他仰天大呼,状态威猛,不少侍卫竟为他气势所夺,略略退步,挽弓的手也有些颤抖。
孟昶气的脸色铁青,怒叫道:“可恶!夜郎自大、目不见睫的狂徒,还真以为自己能成多大事似的,给朕射死他!”
数箭齐发,李仁罕遮无可遮,身中数十箭,终于双目圆瞪,缓缓跪倒。
众人都松了一口气,孟昶却缓缓地道:“很好,现在李仁罕既然已经伏诛,朕安抚好太后后边立刻去上朝。朕下令,侯岑林立刻带兵出宫去捉拿李仁罕剩余的同党,方落雁,方才王昭远和石青玉传信来说,李府密室已经找到,但李继宏只身逃脱,王昭远和石青玉、张公铎、张承驿已经在城内展开搜捕;但朕猜测他极有可能出城去投奔钱大猛和郭进率领的五千兵马去了,朕绝对不允许再有意外发生,你带人去抓捕李继宏,需要多少兵马?”

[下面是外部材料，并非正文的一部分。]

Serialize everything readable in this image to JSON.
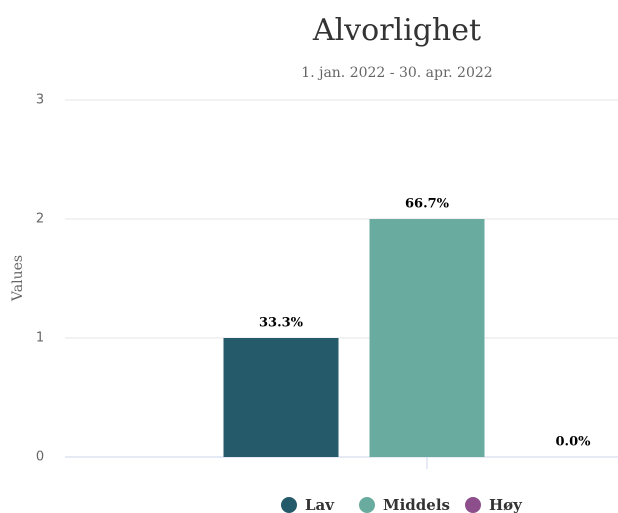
{
  "chart_data": {
    "type": "bar",
    "title": "Alvorlighet",
    "subtitle": "1. jan. 2022 - 30. apr. 2022",
    "y_label": "Values",
    "categories": [
      null
    ],
    "series": [
      {
        "name": "Lav",
        "color": "#255a6b",
        "values": [
          1
        ],
        "value_labels": [
          "33.3%"
        ]
      },
      {
        "name": "Middels",
        "color": "#6aab9f",
        "values": [
          2
        ],
        "value_labels": [
          "66.7%"
        ]
      },
      {
        "name": "Høy",
        "color": "#8d4f8c",
        "values": [
          0
        ],
        "value_labels": [
          "0.0%"
        ]
      }
    ],
    "ylim": [
      0,
      3
    ],
    "yticks": [
      0,
      1,
      2,
      3
    ],
    "grid": true,
    "legend": "bottom"
  }
}
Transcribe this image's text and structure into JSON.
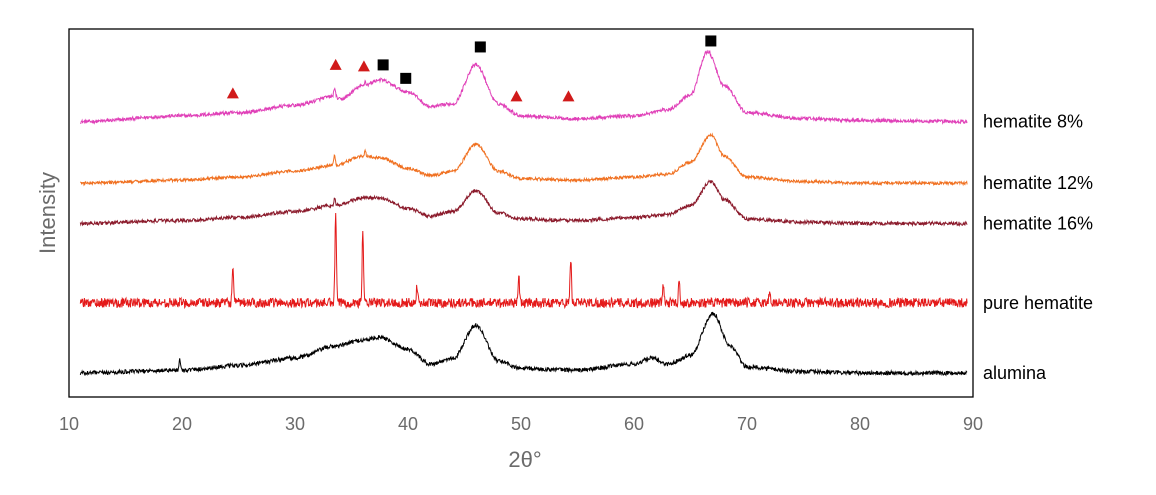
{
  "chart_data": {
    "type": "line",
    "title": "",
    "xlabel": "2θ°",
    "ylabel": "Intensity",
    "xlim": [
      10,
      90
    ],
    "x_ticks": [
      10,
      20,
      30,
      40,
      50,
      60,
      70,
      80,
      90
    ],
    "y_ticks": [],
    "grid": false,
    "legend": "labels at right end of each trace",
    "series": [
      {
        "name": "hematite 8%",
        "color": "#e040b8",
        "baseline": 0.86,
        "noise": 0.006,
        "points": [
          [
            11,
            0
          ],
          [
            20,
            0.02
          ],
          [
            25,
            0.03
          ],
          [
            30,
            0.055
          ],
          [
            33.5,
            0.085
          ],
          [
            34,
            0.075
          ],
          [
            36,
            0.12
          ],
          [
            37.5,
            0.14
          ],
          [
            40,
            0.1
          ],
          [
            42,
            0.05
          ],
          [
            44,
            0.06
          ],
          [
            46,
            0.19
          ],
          [
            48,
            0.06
          ],
          [
            50,
            0.02
          ],
          [
            55,
            0.01
          ],
          [
            60,
            0.02
          ],
          [
            63,
            0.04
          ],
          [
            65,
            0.09
          ],
          [
            66.5,
            0.235
          ],
          [
            68,
            0.12
          ],
          [
            70,
            0.03
          ],
          [
            75,
            0.01
          ],
          [
            80,
            0.005
          ],
          [
            89.5,
            0
          ]
        ],
        "spikes": [
          [
            33.5,
            0.03
          ],
          [
            36.2,
            0.015
          ]
        ]
      },
      {
        "name": "hematite 12%",
        "color": "#f07020",
        "baseline": 0.655,
        "noise": 0.005,
        "points": [
          [
            11,
            0
          ],
          [
            20,
            0.01
          ],
          [
            25,
            0.02
          ],
          [
            30,
            0.04
          ],
          [
            33.5,
            0.06
          ],
          [
            36,
            0.09
          ],
          [
            37.5,
            0.085
          ],
          [
            40,
            0.05
          ],
          [
            42,
            0.025
          ],
          [
            44,
            0.04
          ],
          [
            46,
            0.13
          ],
          [
            48,
            0.04
          ],
          [
            50,
            0.015
          ],
          [
            55,
            0.01
          ],
          [
            60,
            0.02
          ],
          [
            63,
            0.03
          ],
          [
            65,
            0.07
          ],
          [
            66.8,
            0.16
          ],
          [
            68,
            0.09
          ],
          [
            70,
            0.02
          ],
          [
            75,
            0.005
          ],
          [
            80,
            0
          ],
          [
            89.5,
            0
          ]
        ],
        "spikes": [
          [
            33.5,
            0.035
          ],
          [
            36.2,
            0.02
          ]
        ]
      },
      {
        "name": "hematite 16%",
        "color": "#8b1a2b",
        "baseline": 0.52,
        "noise": 0.006,
        "points": [
          [
            11,
            0
          ],
          [
            20,
            0.01
          ],
          [
            25,
            0.02
          ],
          [
            30,
            0.04
          ],
          [
            33.5,
            0.06
          ],
          [
            36,
            0.085
          ],
          [
            37.5,
            0.085
          ],
          [
            40,
            0.05
          ],
          [
            42,
            0.025
          ],
          [
            44,
            0.04
          ],
          [
            46,
            0.11
          ],
          [
            48,
            0.035
          ],
          [
            50,
            0.015
          ],
          [
            55,
            0.01
          ],
          [
            60,
            0.02
          ],
          [
            63,
            0.03
          ],
          [
            65,
            0.06
          ],
          [
            66.8,
            0.14
          ],
          [
            68,
            0.08
          ],
          [
            70,
            0.015
          ],
          [
            75,
            0.005
          ],
          [
            80,
            0
          ],
          [
            89.5,
            0
          ]
        ],
        "spikes": [
          [
            33.5,
            0.025
          ]
        ]
      },
      {
        "name": "pure hematite",
        "color": "#e41a1a",
        "baseline": 0.255,
        "noise": 0.016,
        "points": [
          [
            11,
            0
          ],
          [
            89.5,
            0
          ]
        ],
        "spikes": [
          [
            24.5,
            0.12
          ],
          [
            33.6,
            0.3
          ],
          [
            36,
            0.23
          ],
          [
            40.8,
            0.06
          ],
          [
            49.8,
            0.09
          ],
          [
            54.4,
            0.15
          ],
          [
            62.6,
            0.06
          ],
          [
            64,
            0.07
          ],
          [
            72,
            0.04
          ]
        ]
      },
      {
        "name": "alumina",
        "color": "#000000",
        "baseline": 0.02,
        "noise": 0.007,
        "points": [
          [
            11,
            0
          ],
          [
            20,
            0.01
          ],
          [
            25,
            0.025
          ],
          [
            30,
            0.05
          ],
          [
            33.5,
            0.09
          ],
          [
            36,
            0.11
          ],
          [
            37.5,
            0.12
          ],
          [
            40,
            0.08
          ],
          [
            42,
            0.03
          ],
          [
            44,
            0.05
          ],
          [
            46,
            0.16
          ],
          [
            48,
            0.04
          ],
          [
            50,
            0.015
          ],
          [
            55,
            0.01
          ],
          [
            60,
            0.03
          ],
          [
            61.5,
            0.05
          ],
          [
            63,
            0.03
          ],
          [
            65,
            0.06
          ],
          [
            67,
            0.2
          ],
          [
            68.5,
            0.09
          ],
          [
            70,
            0.02
          ],
          [
            75,
            0.005
          ],
          [
            80,
            0
          ],
          [
            89.5,
            0
          ]
        ],
        "spikes": [
          [
            19.8,
            0.035
          ]
        ]
      }
    ],
    "markers": [
      {
        "shape": "triangle",
        "color": "#d11a1a",
        "x": 24.5,
        "y": 0.955
      },
      {
        "shape": "triangle",
        "color": "#d11a1a",
        "x": 33.6,
        "y": 1.05
      },
      {
        "shape": "triangle",
        "color": "#d11a1a",
        "x": 36.1,
        "y": 1.045
      },
      {
        "shape": "triangle",
        "color": "#d11a1a",
        "x": 49.6,
        "y": 0.945
      },
      {
        "shape": "triangle",
        "color": "#d11a1a",
        "x": 54.2,
        "y": 0.945
      },
      {
        "shape": "square",
        "color": "#000000",
        "x": 37.8,
        "y": 1.05
      },
      {
        "shape": "square",
        "color": "#000000",
        "x": 39.8,
        "y": 1.005
      },
      {
        "shape": "square",
        "color": "#000000",
        "x": 46.4,
        "y": 1.11
      },
      {
        "shape": "square",
        "color": "#000000",
        "x": 66.8,
        "y": 1.13
      }
    ]
  }
}
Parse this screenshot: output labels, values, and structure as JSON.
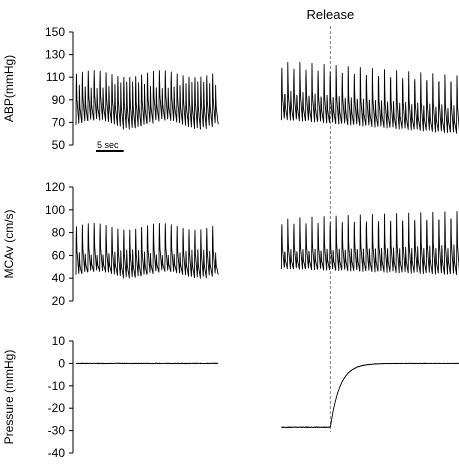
{
  "annotation": "Release",
  "scale_bar_label": "5 sec",
  "colors": {
    "trace": "#000000",
    "release_line": "#7f7f7f"
  },
  "chart_data": [
    {
      "type": "line",
      "ylabel": "ABP(mmHg)",
      "ylim": [
        50,
        150
      ],
      "yticks": [
        50,
        70,
        90,
        110,
        130,
        150
      ],
      "segments": [
        {
          "t": [
            0,
            18
          ],
          "model": "pulsatile",
          "beats": 24,
          "systolic": [
            116,
            122
          ],
          "diastolic": [
            64,
            72
          ],
          "mid_peak": [
            100,
            106
          ]
        },
        {
          "t": [
            26,
            52
          ],
          "model": "pulsatile",
          "beats": 34,
          "systolic_start": 124,
          "systolic_end": 113,
          "diastolic_start": 72,
          "diastolic_end": 58,
          "mid_peak_start": 100,
          "mid_peak_end": 82
        }
      ]
    },
    {
      "type": "line",
      "ylabel": "MCAv (cm/s)",
      "ylim": [
        20,
        120
      ],
      "yticks": [
        20,
        40,
        60,
        80,
        100,
        120
      ],
      "segments": [
        {
          "t": [
            0,
            18
          ],
          "model": "pulsatile",
          "beats": 24,
          "systolic": [
            88,
            94
          ],
          "diastolic": [
            40,
            46
          ],
          "mid_peak": [
            60,
            65
          ]
        },
        {
          "t": [
            26,
            52
          ],
          "model": "pulsatile",
          "beats": 34,
          "systolic_start": 92,
          "systolic_end": 104,
          "diastolic_start": 48,
          "diastolic_end": 42,
          "mid_peak_start": 66,
          "mid_peak_end": 70
        }
      ]
    },
    {
      "type": "line",
      "ylabel": "Pressure (mmHg)",
      "ylim": [
        -40,
        10
      ],
      "yticks": [
        -40,
        -30,
        -20,
        -10,
        0,
        10
      ],
      "segments": [
        {
          "t": [
            0,
            18
          ],
          "model": "constant",
          "value": 0
        },
        {
          "t": [
            26,
            52
          ],
          "model": "release",
          "before": -28.5,
          "after": 0,
          "release_t": 32.2,
          "tau": 1.2
        }
      ]
    }
  ],
  "release_t": 32.2,
  "scale_bar_seconds": 5
}
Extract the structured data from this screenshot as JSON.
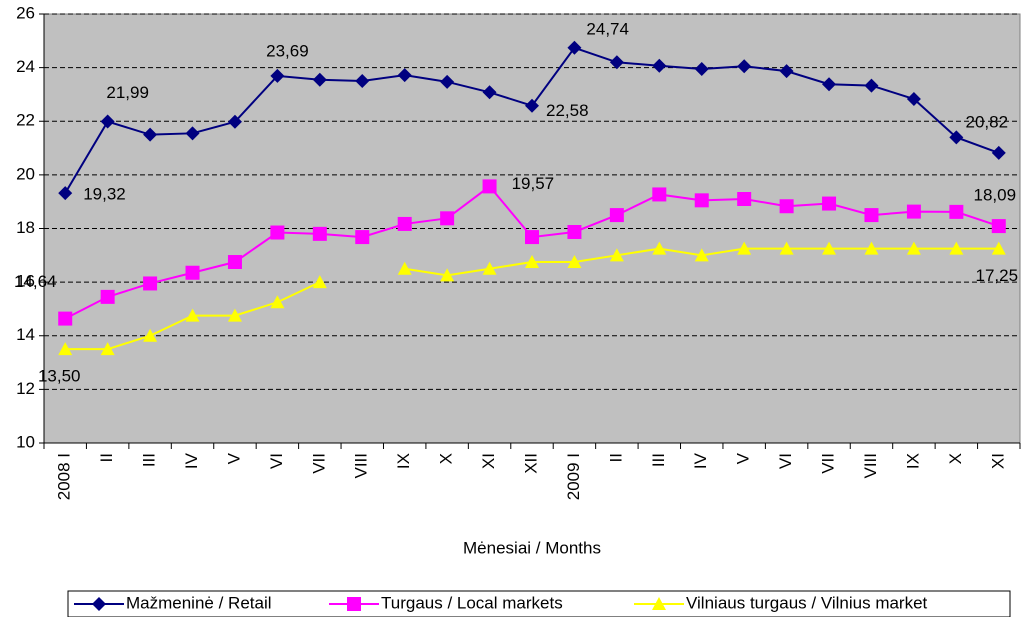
{
  "chart_data": {
    "type": "line",
    "xlabel": "Mėnesiai / Months",
    "categories": [
      "2008 I",
      "II",
      "III",
      "IV",
      "V",
      "VI",
      "VII",
      "VIII",
      "IX",
      "X",
      "XI",
      "XII",
      "2009 I",
      "II",
      "III",
      "IV",
      "V",
      "VI",
      "VII",
      "VIII",
      "IX",
      "X",
      "XI"
    ],
    "series": [
      {
        "name": "Mažmeninė / Retail",
        "color": "#000080",
        "marker": "diamond",
        "values": [
          19.32,
          21.99,
          21.5,
          21.55,
          21.98,
          23.69,
          23.55,
          23.5,
          23.72,
          23.47,
          23.08,
          22.58,
          24.74,
          24.2,
          24.07,
          23.95,
          24.05,
          23.87,
          23.38,
          23.33,
          22.83,
          21.4,
          20.82
        ],
        "value_labels": [
          "19,32",
          "21,99",
          null,
          null,
          null,
          "23,69",
          null,
          null,
          null,
          null,
          null,
          "22,58",
          "24,74",
          null,
          null,
          null,
          null,
          null,
          null,
          null,
          null,
          null,
          "20,82"
        ]
      },
      {
        "name": "Turgaus  / Local markets",
        "color": "#ff00ff",
        "marker": "square",
        "values": [
          14.64,
          15.45,
          15.95,
          16.35,
          16.75,
          17.85,
          17.8,
          17.68,
          18.17,
          18.38,
          19.57,
          17.68,
          17.87,
          18.5,
          19.27,
          19.05,
          19.1,
          18.83,
          18.93,
          18.5,
          18.63,
          18.62,
          18.09
        ],
        "value_labels": [
          "14,64",
          null,
          null,
          null,
          null,
          null,
          null,
          null,
          null,
          null,
          "19,57",
          null,
          null,
          null,
          null,
          null,
          null,
          null,
          null,
          null,
          null,
          null,
          "18,09"
        ]
      },
      {
        "name": "Vilniaus turgaus / Vilnius market",
        "color": "#ffff00",
        "marker": "triangle",
        "values": [
          13.5,
          13.5,
          14.0,
          14.75,
          14.75,
          15.25,
          16.0,
          null,
          16.5,
          16.25,
          16.5,
          16.75,
          16.75,
          17.0,
          17.25,
          17.0,
          17.25,
          17.25,
          17.25,
          17.25,
          17.25,
          17.25,
          17.25
        ],
        "value_labels": [
          "13,50",
          null,
          null,
          null,
          null,
          null,
          null,
          null,
          null,
          null,
          null,
          null,
          null,
          null,
          null,
          null,
          null,
          null,
          null,
          null,
          null,
          null,
          "17,25"
        ]
      }
    ],
    "ylim": [
      10,
      26
    ],
    "yticks": [
      10,
      12,
      14,
      16,
      18,
      20,
      22,
      24,
      26
    ],
    "grid": true,
    "legend": "bottom"
  }
}
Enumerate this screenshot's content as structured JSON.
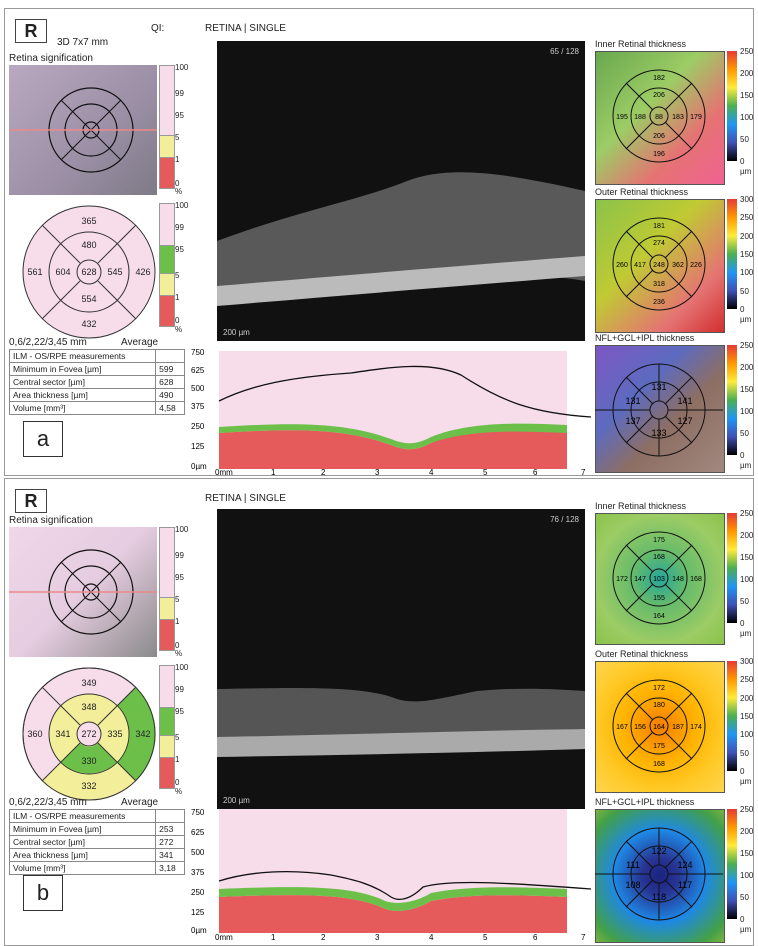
{
  "panel_a": {
    "eye": "R",
    "scan_type": "3D  7x7 mm",
    "qi_label": "QI:",
    "mode_label": "RETINA | SINGLE",
    "retina_signification": "Retina signification",
    "frame_counter": "65 / 128",
    "scale_bar": "200 µm",
    "grid_label": "0,6/2,22/3,45 mm",
    "average_label": "Average",
    "caption": "a",
    "legend_ticks_top": [
      "100",
      "99",
      "95"
    ],
    "legend_ticks_bottom": [
      "5",
      "1",
      "0",
      "%"
    ],
    "legend2_ticks": [
      "100",
      "99",
      "95",
      "5",
      "1",
      "0",
      "%"
    ],
    "sectors": {
      "outer_top": "365",
      "inner_top": "480",
      "outer_left": "561",
      "inner_left": "604",
      "center": "628",
      "inner_right": "545",
      "outer_right": "426",
      "inner_bottom": "554",
      "outer_bottom": "432"
    },
    "measurements": {
      "title": "ILM - OS/RPE measurements",
      "rows": [
        {
          "label": "Minimum in Fovea [µm]",
          "value": "599"
        },
        {
          "label": "Central sector [µm]",
          "value": "628"
        },
        {
          "label": "Area thickness [µm]",
          "value": "490"
        },
        {
          "label": "Volume [mm³]",
          "value": "4,58"
        }
      ]
    },
    "maps": [
      {
        "title": "Inner Retinal thickness",
        "scale": [
          "250",
          "200",
          "150",
          "100",
          "50",
          "0",
          "µm"
        ],
        "values": [
          "182",
          "206",
          "195",
          "188",
          "88",
          "183",
          "179",
          "206",
          "196"
        ]
      },
      {
        "title": "Outer Retinal thickness",
        "scale": [
          "300",
          "250",
          "200",
          "150",
          "100",
          "50",
          "0",
          "µm"
        ],
        "values": [
          "181",
          "274",
          "260",
          "417",
          "248",
          "362",
          "226",
          "318",
          "236"
        ]
      },
      {
        "title": "NFL+GCL+IPL thickness",
        "scale": [
          "250",
          "200",
          "150",
          "100",
          "50",
          "0",
          "µm"
        ],
        "values": [
          "131",
          "131",
          "141",
          "137",
          "127",
          "133"
        ]
      }
    ],
    "profile": {
      "y_ticks": [
        "750",
        "625",
        "500",
        "375",
        "250",
        "125",
        "0µm"
      ],
      "x_ticks": [
        "0mm",
        "1",
        "2",
        "3",
        "4",
        "5",
        "6",
        "7"
      ]
    }
  },
  "panel_b": {
    "eye": "R",
    "mode_label": "RETINA | SINGLE",
    "retina_signification": "Retina signification",
    "frame_counter": "76 / 128",
    "scale_bar": "200 µm",
    "grid_label": "0,6/2,22/3,45 mm",
    "average_label": "Average",
    "caption": "b",
    "legend_ticks_top": [
      "100",
      "99",
      "95"
    ],
    "legend_ticks_bottom": [
      "5",
      "1",
      "0",
      "%"
    ],
    "legend2_ticks": [
      "100",
      "99",
      "95",
      "5",
      "1",
      "0",
      "%"
    ],
    "sectors": {
      "outer_top": "349",
      "inner_top": "348",
      "outer_left": "360",
      "inner_left": "341",
      "center": "272",
      "inner_right": "335",
      "outer_right": "342",
      "inner_bottom": "330",
      "outer_bottom": "332"
    },
    "measurements": {
      "title": "ILM - OS/RPE measurements",
      "rows": [
        {
          "label": "Minimum in Fovea [µm]",
          "value": "253"
        },
        {
          "label": "Central sector [µm]",
          "value": "272"
        },
        {
          "label": "Area thickness [µm]",
          "value": "341"
        },
        {
          "label": "Volume [mm³]",
          "value": "3,18"
        }
      ]
    },
    "maps": [
      {
        "title": "Inner Retinal thickness",
        "scale": [
          "250",
          "200",
          "150",
          "100",
          "50",
          "0",
          "µm"
        ],
        "values": [
          "175",
          "168",
          "172",
          "147",
          "103",
          "148",
          "168",
          "155",
          "164"
        ]
      },
      {
        "title": "Outer Retinal thickness",
        "scale": [
          "300",
          "250",
          "200",
          "150",
          "100",
          "50",
          "0",
          "µm"
        ],
        "values": [
          "172",
          "180",
          "167",
          "156",
          "164",
          "187",
          "174",
          "175",
          "168"
        ]
      },
      {
        "title": "NFL+GCL+IPL thickness",
        "scale": [
          "250",
          "200",
          "150",
          "100",
          "50",
          "0",
          "µm"
        ],
        "values": [
          "122",
          "111",
          "124",
          "108",
          "117",
          "118"
        ]
      }
    ],
    "profile": {
      "y_ticks": [
        "750",
        "625",
        "500",
        "375",
        "250",
        "125",
        "0µm"
      ],
      "x_ticks": [
        "0mm",
        "1",
        "2",
        "3",
        "4",
        "5",
        "6",
        "7"
      ]
    }
  }
}
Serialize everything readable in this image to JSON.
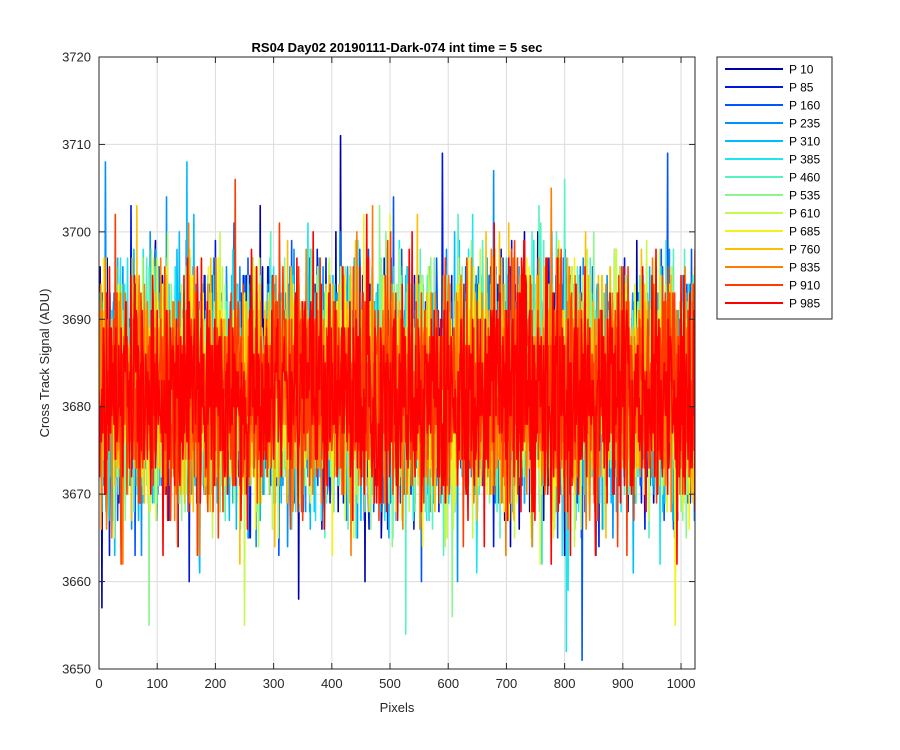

方落雁一怔,随即从李仁罕身上扒下一件染血的官衣来道:“皇上,现在正是窍要之际,京城不敢有一点儿闪失;更况且都是大蜀子民,除了领头作恶的,余下的大多是受蒙蔽而已,太后大寿刚过,不宜做过多杀戮,臣不需要多少兵马,先前只要李仁罕的一件血衣足矣,大军可以迟到一些!”
孟昶便点点头:“一切小心,即便他们敢反,还有赵季良和赵廷隐两位大人的两路大军在看着他们,他们掀不起什么风浪来!”
“多谢皇上!”方落雁等人便立刻动身而去。
朝堂之上,已经到了升朝的时辰,孟昶高坐,众人山呼万岁之后,李肇这才一如既往的姗姗来迟,拄着拐杖行礼道:“参见皇上,皇上万岁万岁万万岁!”
孟昶脸上不动声色,只如往常一般淡淡地道:“李大人多礼了,请坐!”
李肇便颤悠悠挪向自己的座位,缓缓地坐了,抬头一看朝堂上却不见李仁罕的影子,不由狐疑道:“今日应该就是孟昶分封众王的日子,他怎么没来?”不由开口问道:“咦,怎么不见李仁罕李大人啊?他不来上朝吗?”
赵廷隐看着他装模作样地样子,早就来气,便故意开口冷笑道:“他刚刚已经被皇上诛杀了,又怎么能来上朝?”
“什么?”不但是李肇,就连堂上所有人都大惊失色,一脸不可思议状。
尤其是李肇,不由立刻扯直了脖子激昂地道:“赵大人,李大人堂堂一位节度使,是朝廷的重臣!又有大功于大蜀,皇上怎么可能会杀他,话可不能乱说!”
“杀便杀了,他的尸体就在堂外,还要抬进来给你们看看吗?”皇位上的孟昶却突然开口了,语气森冷,却又不乏笃定,三言两语中,尽显皇权之威仪与无上。
“皇上万岁万岁万万岁!”
杀李仁罕不是一件简单的事情,牵涉的太多太多,但孟昶既然杀了,那就是已经做好了万全上的准备,许多人先前还在质疑孟昶的能力,但现在来看,大家还真是小看了这个年青的皇上,李仁罕既然已经伏诛,那接下来,必定是对李家势力的大清洗,谁也不想这股风暴连累到自己,有的人窃喜,有的人惶惶焉,此时此刻,无人不感到皇权的威严,所有人一起再度跪拜,山呼万岁。
万岁声潮中,李肇在座位上再也坐不住,汗流浃背、双股战战,思索了良久,李肇终于伸手放开了竹杖,缓缓地跪倒在地,颤声附和道:“万岁万岁万万岁!”头颈深埋,再不敢起身。